Flows

The CTFlows.Flows submodule is the central abstraction of CTFlows. A flow is a callable object that integrates a dynamical system over a time interval: you hand it an initial condition and a final time, and it returns the result.

CTFlows builds flows through a four-layer pipeline:

Data → Systems → Integrators → Flows → Trajectories

Each layer has a single responsibility:

LayerSubmoduleWhat it produces
DataDataTyped function wrappers (VectorField, Hamiltonian, HamiltonianVectorField)
SystemsSystemsODE right-hand side + traits (VectorFieldSystem, HamiltonianSystem, …)
IntegratorsIntegratorsODE solver strategy (SciML)
FlowsFlowsCallable integration object (StateFlow, HamiltonianFlow)
TrajectoriesTrajectoriesResult container with semantic accessors (state, costate, time_grid)

Reading order

PageTopicKey types
TraitsThe three trait axes shared by every layerAutonomous, Fixed, InPlace
Data structuresWrapping your functionsVectorField, Hamiltonian, HamiltonianVectorField
Building a flowAssembling the pipelinebuild_system, build_flow, Flow
IntegratingCalling a flow, configuration objects, integrator optionsStateEndPointConfig, StateTrajectoryConfig
TrajectoriesReading the resultstate, costate, time_grid, plot
Multi-phase flowsConcatenating flows with switching timesMultiPhaseStateFlow, *

Qualified access

CTFlows exports nothing at the package level. Bring submodules into scope explicitly:

using CTFlows
using CTFlows.Flows        # StateFlow, HamiltonianFlow, Flow, build_flow
using CTBase.Data         # VectorField, Hamiltonian, HamiltonianVectorField
using CTFlows.Systems      # build_system
using CTFlows.Integrators  # SciML, build_integrator
using CTFlows.Trajectories    # VectorFieldTrajectory, state, time_grid
using CTBase.Traits       # Autonomous, NonAutonomous, Fixed, NonFixed, InPlace, OutOfPlace
using CTFlows.Configs      # StateEndPointConfig, StateTrajectoryConfig, …
import OrdinaryDiffEqTsit5 # activates the SciML extension

Minimal end-to-end example

The fastest path from a function to an integrated trajectory:

# 1. Wrap the dynamics as a VectorField
#    The function x -> -x is autonomous (no t) and fixed (no variable parameter)
vf = Data.VectorField(x -> -x)

# 2. Build the flow directly from the data (shortcut constructor)
flow = Flows.Flow(vf; reltol=1e-8, abstol=1e-8)

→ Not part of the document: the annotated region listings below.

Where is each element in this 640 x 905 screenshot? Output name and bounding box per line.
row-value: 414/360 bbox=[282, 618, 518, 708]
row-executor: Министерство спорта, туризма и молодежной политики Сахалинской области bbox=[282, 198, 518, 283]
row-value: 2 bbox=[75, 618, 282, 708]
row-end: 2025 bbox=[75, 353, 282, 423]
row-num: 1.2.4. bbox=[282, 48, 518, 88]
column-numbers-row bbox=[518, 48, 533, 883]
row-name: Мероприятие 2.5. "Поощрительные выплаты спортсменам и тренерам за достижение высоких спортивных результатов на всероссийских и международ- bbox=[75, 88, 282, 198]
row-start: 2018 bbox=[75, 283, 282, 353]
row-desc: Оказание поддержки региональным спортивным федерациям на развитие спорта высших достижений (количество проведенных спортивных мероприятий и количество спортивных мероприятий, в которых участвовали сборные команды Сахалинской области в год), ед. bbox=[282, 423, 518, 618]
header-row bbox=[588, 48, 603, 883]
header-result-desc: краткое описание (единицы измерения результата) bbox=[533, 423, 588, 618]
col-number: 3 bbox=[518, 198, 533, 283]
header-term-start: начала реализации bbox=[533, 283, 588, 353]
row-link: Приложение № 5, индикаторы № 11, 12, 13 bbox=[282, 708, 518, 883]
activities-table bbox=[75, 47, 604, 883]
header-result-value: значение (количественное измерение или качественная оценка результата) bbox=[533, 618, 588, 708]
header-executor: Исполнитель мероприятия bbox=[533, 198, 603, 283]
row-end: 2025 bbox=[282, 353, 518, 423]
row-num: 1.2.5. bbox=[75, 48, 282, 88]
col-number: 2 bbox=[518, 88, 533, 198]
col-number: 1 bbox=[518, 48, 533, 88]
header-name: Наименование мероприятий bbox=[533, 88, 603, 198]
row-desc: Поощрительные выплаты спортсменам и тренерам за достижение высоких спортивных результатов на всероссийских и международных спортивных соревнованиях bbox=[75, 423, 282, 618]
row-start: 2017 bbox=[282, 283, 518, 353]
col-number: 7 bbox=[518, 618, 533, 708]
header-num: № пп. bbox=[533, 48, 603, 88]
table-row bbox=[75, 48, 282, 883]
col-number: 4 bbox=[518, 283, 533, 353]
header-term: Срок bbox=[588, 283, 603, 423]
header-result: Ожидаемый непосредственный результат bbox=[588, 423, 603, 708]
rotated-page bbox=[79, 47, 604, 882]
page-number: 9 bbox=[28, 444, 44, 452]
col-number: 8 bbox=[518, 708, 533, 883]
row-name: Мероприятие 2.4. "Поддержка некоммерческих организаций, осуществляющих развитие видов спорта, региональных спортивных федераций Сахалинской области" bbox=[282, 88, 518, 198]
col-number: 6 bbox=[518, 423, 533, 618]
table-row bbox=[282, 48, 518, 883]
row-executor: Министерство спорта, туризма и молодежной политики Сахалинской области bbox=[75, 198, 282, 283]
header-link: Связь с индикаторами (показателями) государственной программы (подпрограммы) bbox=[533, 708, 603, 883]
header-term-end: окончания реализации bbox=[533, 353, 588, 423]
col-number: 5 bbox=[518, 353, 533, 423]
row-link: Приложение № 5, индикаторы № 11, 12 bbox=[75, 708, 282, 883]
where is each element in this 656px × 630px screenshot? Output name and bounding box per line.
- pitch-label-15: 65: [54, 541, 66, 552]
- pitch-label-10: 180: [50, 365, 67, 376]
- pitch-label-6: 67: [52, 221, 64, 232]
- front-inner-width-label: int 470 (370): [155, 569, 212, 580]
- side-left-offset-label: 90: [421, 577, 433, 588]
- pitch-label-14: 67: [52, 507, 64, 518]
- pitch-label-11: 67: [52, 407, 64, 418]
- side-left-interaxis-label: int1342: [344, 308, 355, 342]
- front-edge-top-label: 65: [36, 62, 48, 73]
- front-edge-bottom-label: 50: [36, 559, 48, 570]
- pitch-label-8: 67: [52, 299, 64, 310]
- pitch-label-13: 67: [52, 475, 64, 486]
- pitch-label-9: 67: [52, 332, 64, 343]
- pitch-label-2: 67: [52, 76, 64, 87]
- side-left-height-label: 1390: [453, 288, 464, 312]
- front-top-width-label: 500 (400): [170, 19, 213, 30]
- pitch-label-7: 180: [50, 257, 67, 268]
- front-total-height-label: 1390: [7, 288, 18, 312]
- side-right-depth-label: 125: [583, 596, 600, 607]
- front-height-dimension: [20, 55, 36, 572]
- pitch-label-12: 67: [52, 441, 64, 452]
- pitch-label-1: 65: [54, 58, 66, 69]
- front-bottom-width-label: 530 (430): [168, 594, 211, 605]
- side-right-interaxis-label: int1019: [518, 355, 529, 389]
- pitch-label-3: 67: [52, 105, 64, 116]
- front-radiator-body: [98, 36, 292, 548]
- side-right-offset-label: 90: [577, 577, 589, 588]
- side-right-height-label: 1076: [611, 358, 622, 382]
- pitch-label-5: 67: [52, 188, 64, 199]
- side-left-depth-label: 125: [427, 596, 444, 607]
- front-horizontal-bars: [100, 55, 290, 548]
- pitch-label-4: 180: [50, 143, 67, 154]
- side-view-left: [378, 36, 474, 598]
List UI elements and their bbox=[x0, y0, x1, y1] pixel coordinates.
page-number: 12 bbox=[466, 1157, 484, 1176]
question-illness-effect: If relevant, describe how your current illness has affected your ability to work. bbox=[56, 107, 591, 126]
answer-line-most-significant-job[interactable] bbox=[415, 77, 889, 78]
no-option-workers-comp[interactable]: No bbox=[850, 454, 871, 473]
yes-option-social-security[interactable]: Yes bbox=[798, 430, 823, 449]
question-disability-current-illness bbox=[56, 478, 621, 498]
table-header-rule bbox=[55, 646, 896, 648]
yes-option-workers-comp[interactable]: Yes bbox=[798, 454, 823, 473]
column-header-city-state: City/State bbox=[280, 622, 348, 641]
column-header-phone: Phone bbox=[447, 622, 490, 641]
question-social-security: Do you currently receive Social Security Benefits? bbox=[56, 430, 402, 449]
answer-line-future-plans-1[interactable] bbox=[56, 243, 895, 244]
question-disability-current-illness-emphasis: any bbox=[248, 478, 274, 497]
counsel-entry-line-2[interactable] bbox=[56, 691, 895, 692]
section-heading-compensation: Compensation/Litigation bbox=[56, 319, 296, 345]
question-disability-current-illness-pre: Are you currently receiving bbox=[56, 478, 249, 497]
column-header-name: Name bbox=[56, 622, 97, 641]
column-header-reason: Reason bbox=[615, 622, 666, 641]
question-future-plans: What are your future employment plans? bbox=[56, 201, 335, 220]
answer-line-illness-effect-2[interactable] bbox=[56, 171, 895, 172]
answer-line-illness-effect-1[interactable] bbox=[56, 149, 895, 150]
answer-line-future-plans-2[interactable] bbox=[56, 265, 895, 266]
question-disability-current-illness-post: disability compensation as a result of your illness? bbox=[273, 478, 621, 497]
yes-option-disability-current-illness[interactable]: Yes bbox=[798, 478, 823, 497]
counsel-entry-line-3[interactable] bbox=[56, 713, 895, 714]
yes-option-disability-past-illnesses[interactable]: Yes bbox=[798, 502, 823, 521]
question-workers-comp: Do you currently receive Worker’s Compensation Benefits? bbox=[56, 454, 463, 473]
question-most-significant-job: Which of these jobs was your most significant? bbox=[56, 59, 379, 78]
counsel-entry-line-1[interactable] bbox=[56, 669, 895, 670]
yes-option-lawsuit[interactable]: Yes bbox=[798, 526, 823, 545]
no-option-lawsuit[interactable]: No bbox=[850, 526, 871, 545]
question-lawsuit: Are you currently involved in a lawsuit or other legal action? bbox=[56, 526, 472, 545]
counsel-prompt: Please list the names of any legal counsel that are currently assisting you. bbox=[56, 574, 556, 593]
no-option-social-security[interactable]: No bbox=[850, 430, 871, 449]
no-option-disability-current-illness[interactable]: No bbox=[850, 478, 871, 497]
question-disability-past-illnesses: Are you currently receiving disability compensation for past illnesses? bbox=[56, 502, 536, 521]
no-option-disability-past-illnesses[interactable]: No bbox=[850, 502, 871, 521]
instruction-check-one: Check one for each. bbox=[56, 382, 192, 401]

# 3a. Point integration: final state only
xf = flow(0.0, [1.0, 0.0], 1.0)

# 3b. Trajectory integration: full time history
sol = flow((0.0, 1.0), [1.0, 0.0])

# 4. Read the result
ts = Trajectories.time_grid(sol)   # vector of time points
x  = Trajectories.state(sol)       # callable: x(t) → state at time t
x(0.5)                          # interpolate at t = 0.5
2-element Vector{Float64}:
 0.6065306592843308
 0.0

The shortcut Flows.Flow(vf; opts...) hides steps 2–3 of the pipeline (build_systembuild_integratorbuild_flow). See Building a flow for the explicit form.

Mathematical setting

We work on a state space $\mathcal{X} \subseteq \mathbb{R}^n$.

  • A vector field is a map $X : \mathcal{X} \to \mathbb{R}^n$ (or with time and/or variable arguments).
  • A Hamiltonian is a scalar map $H : T^*\mathcal{X} \to \mathbb{R}$, $(x, p) \mapsto H(x,p)$ defined on the cotangent bundle.
  • A Hamiltonian vector field is the map $\vec{H} : T^*\mathcal{X} \to \mathbb{R}^n \times \mathbb{R}^n$, $(x, p) \mapsto (\partial_p H, -\partial_x H)$.

Which extra arguments appear ($t$, $v$) is encoded by the trait system — see Traits.